The city is in negotiations with two companies to occupy the building off West Front Street for industrial use, said city Finance Director David Bozanich and T. Sharon Woodberry, economic development director.
The two declined to disclose the names of the businesses because of ongoing negotiations and because a deal hasn’t been finalized.
Bozanich described the two companies as light industrial while Woodberry called them heavy industrial.
A decision on what will be done with the former Wean facility should be made around May, Woodberry said.
The city was awarded a $1,775,418 state grant about a year ago for an environmental cleanup of the 10.43-acre site and demolition of about half of the vacant 300,000-square-foot industrial building.

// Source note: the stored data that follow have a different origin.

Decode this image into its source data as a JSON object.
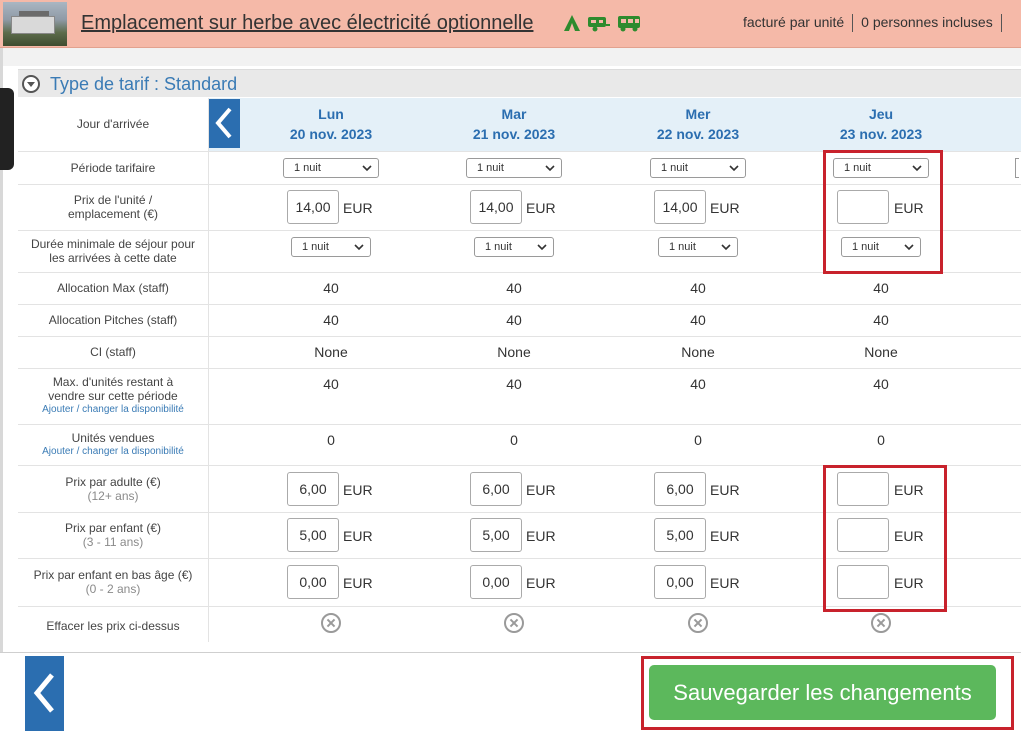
{
  "header": {
    "title": "Emplacement sur herbe avec électricité optionnelle",
    "icons": [
      "tent-icon",
      "caravan-icon",
      "motorhome-icon"
    ],
    "billing": "facturé par unité",
    "persons": "0 personnes incluses"
  },
  "panel": {
    "title": "Type de tarif : Standard"
  },
  "rows": {
    "arrival": "Jour d'arrivée",
    "period": "Période tarifaire",
    "unit_price": "Prix de l'unité / emplacement (€)",
    "min_stay": "Durée minimale de séjour pour les arrivées à cette date",
    "alloc_max": "Allocation Max (staff)",
    "alloc_pitches": "Allocation Pitches (staff)",
    "ci": "CI (staff)",
    "max_units": "Max. d'unités restant à vendre sur cette période",
    "max_units_link": "Ajouter / changer la disponibilité",
    "sold": "Unités vendues",
    "sold_link": "Ajouter / changer la disponibilité",
    "adult": "Prix par adulte (€)",
    "adult_sub": "(12+ ans)",
    "child": "Prix par enfant (€)",
    "child_sub": "(3 - 11 ans)",
    "infant": "Prix par enfant en bas âge (€)",
    "infant_sub": "(0 - 2 ans)",
    "clear": "Effacer les prix ci-dessus"
  },
  "currency": "EUR",
  "days": [
    {
      "day": "Lun",
      "date": "20 nov. 2023",
      "period": "1 nuit",
      "unit_price": "14,00",
      "min_stay": "1 nuit",
      "alloc_max": "40",
      "alloc_pitches": "40",
      "ci": "None",
      "max_units": "40",
      "sold": "0",
      "adult": "6,00",
      "child": "5,00",
      "infant": "0,00"
    },
    {
      "day": "Mar",
      "date": "21 nov. 2023",
      "period": "1 nuit",
      "unit_price": "14,00",
      "min_stay": "1 nuit",
      "alloc_max": "40",
      "alloc_pitches": "40",
      "ci": "None",
      "max_units": "40",
      "sold": "0",
      "adult": "6,00",
      "child": "5,00",
      "infant": "0,00"
    },
    {
      "day": "Mer",
      "date": "22 nov. 2023",
      "period": "1 nuit",
      "unit_price": "14,00",
      "min_stay": "1 nuit",
      "alloc_max": "40",
      "alloc_pitches": "40",
      "ci": "None",
      "max_units": "40",
      "sold": "0",
      "adult": "6,00",
      "child": "5,00",
      "infant": "0,00"
    },
    {
      "day": "Jeu",
      "date": "23 nov. 2023",
      "period": "1 nuit",
      "unit_price": "",
      "min_stay": "1 nuit",
      "alloc_max": "40",
      "alloc_pitches": "40",
      "ci": "None",
      "max_units": "40",
      "sold": "0",
      "adult": "",
      "child": "",
      "infant": ""
    }
  ],
  "footer": {
    "save_label": "Sauvegarder les changements"
  },
  "colors": {
    "header_bg": "#f5b9a8",
    "accent": "#2b6eb0",
    "save": "#5cb85c",
    "highlight": "#c8222c",
    "icon_green": "#2e8b2e"
  }
}
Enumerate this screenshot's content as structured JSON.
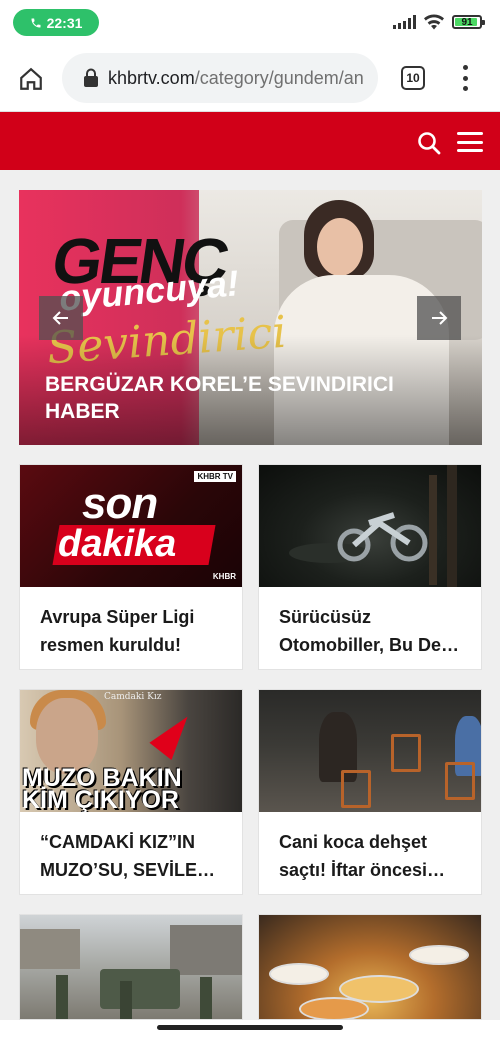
{
  "status_bar": {
    "time": "22:31",
    "battery": "91",
    "battery_level": 0.91
  },
  "browser": {
    "url_host": "khbrtv.com",
    "url_path": "/category/gundem/an",
    "tab_count": "10"
  },
  "hero": {
    "title": "BERGÜZAR KOREL’E SEVINDIRICI HABER",
    "image_words": [
      "GENÇ",
      "oyuncuya!",
      "Sevindirici"
    ]
  },
  "cards": [
    {
      "title": "Avrupa Süper Ligi resmen kuruldu!",
      "line1": "Avrupa Süper Ligi",
      "line2": "resmen kuruldu!",
      "image_words": [
        "son",
        "dakika",
        "KHBR TV",
        "KHBR"
      ]
    },
    {
      "title": "Sürücüsüz Otomobiller, Bu Def…",
      "line1": "Sürücüsüz",
      "line2": "Otomobiller, Bu Def…"
    },
    {
      "title": "“CAMDAKİ KIZ”IN MUZO’SU, SEVİLEN…",
      "line1": "“CAMDAKİ KIZ”IN",
      "line2": "MUZO’SU, SEVİLEN…",
      "image_words": [
        "MUZO BAKIN",
        "KİM ÇIKIYOR",
        "Camdaki Kız"
      ]
    },
    {
      "title": "Cani koca dehşet saçtı! İftar öncesi…",
      "line1": "Cani koca dehşet",
      "line2": "saçtı! İftar öncesi…"
    },
    {
      "title": "",
      "line1": "",
      "line2": ""
    },
    {
      "title": "",
      "line1": "",
      "line2": ""
    }
  ],
  "colors": {
    "brand_red": "#d10018",
    "call_green": "#2ec16a"
  },
  "icons": [
    "phone-icon",
    "signal-icon",
    "wifi-icon",
    "battery-icon",
    "home-icon",
    "lock-icon",
    "tabs-icon",
    "more-vert-icon",
    "search-icon",
    "menu-icon",
    "arrow-left-icon",
    "arrow-right-icon"
  ]
}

The city agreed also to use $591,806 of its own money toward the work.
The city had a tentative agreement in March 2012 with William Marsteller, who owns the site, calling for him to demolish about half of the building and sell the metal for scrap.
The city was going to use the space for additional parking for those attending events at the Covelli Centre.
But that project was delayed at the city’s request when two businesses expressed interest in the industrial site, Bozanich and Woodberry said.
“The original plan was to demo, but we’ve since reconsidered the decision due to the possibility of reuse with significant investment,” Bozanich said. “Projects like this are tough to come by.”
With those discussions ongoing, the city received an extension to start work at the former Wean property, Woodberry said.
The original start date was Dec. 30, 2012, but was moved to Dec. 30, 2013. The completion date remains Dec. 30, 2014, she said.
If a company moves to this site, the work is likely an 18-month project so the city wants a decision by May, Woodberry said.
A major part of any project at that location is a significant renovation, Woodberry and Bozanich said.
“We’d mandate a complete renovation of the building,” Bozanich said. “We’re not in disagreement that it’s an eyesore now.”
The building “would not be in the condition it’s in now” if either company buys the property, Woodberry said. “They’re committed to renovating the structure so it’s visually pleasing. We’re not going to allow the structure to remain in the condition it’s in now.”
And if neither project works the demolition plans would be carried out, Bozanich said.
Wean United closed the plant in 1989. The property has been vacant for more than a year.